Hair has never been a top priority for me. It was never a big deal for me to snip, cut, curl, braid, weave, bump or trim my hair. It’s hair. It’ll grow back. No big deal. I’ve seriously done it all (well except for a texturizer and locs). But there was one hair style I’ve always wanted to try but too afraid to do: go bald, Amber Rose style.

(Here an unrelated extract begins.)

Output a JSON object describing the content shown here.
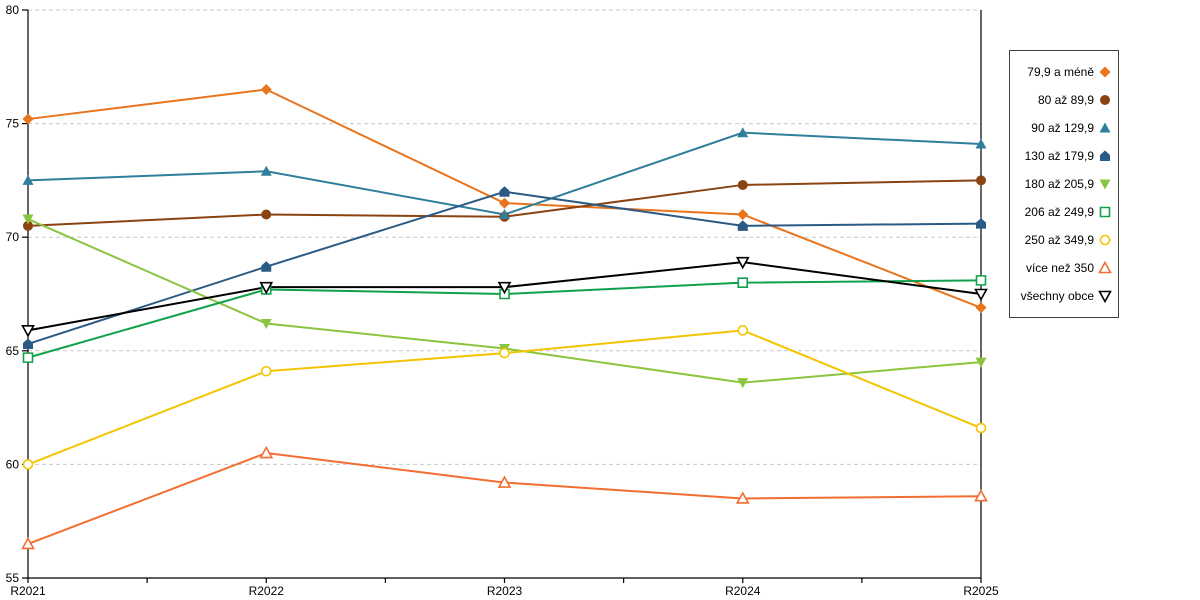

It never occurred to me that all my hair changes had anything to do with my lifestyle. Really, why do I change my hair so often? And why do I make a drastic change whenever I go through something? New man? New do. Job change? New do. Vacation? New do. Frustration with life? New do. It’s like I take out all of my emotions through my hair.
I am not my hair
I am not this skin
I am not your expectations no no
I am not my hair
I ma not this skin
I am a soul that lives within
Thanks to my tweep Mademoiselle Mitchell’s post about her big chop and a FB friend, I finally decided that this was the final step in my hair journey. I’ve been toying with the idea of chopping it all the way off since the beginning of the year. Each time, I ended up settling for a hairstyle that had less permanent results.
Good hair means curls and waves
Bad hair means you look like a slave
At the turn of the century
Its time for us to redefine who we be
Everyone keeps telling me I’m so brave but why? What’s so hard about cutting your hair off? It’ll grow back. I feel extremely liberated knowing that I Am Not My Hair (India Arie). It made me realize how our images of ourselves have become distorted based on our hair. We give it so much power over our identity. I must admit, I was pretty scared. I’ve never had it that low before and for a brief moment, I wondered whether men would find me attractive. Surprisingly, the men dug it. So do men care half as much about our hair as we do? If not, why do we torture ourselves with believing hair makes us beautiful? Which leads me to believe that our issues with hair have nothing to do with men but with our own insecurities. I’m more confident now because I chopped it all off.
Does the way I wear my hair make me a better person?
Does the way I wear my hair make me a better friend? Oooh
Does the way I wear my hair determine my integrity?
I am expressing my creativity..
Cutting my hair this low has been the best hair decision I’ve made thus far. Whether my hair is long, short, relaxed, braided, wavy or straight, my hair will never define who I am inside.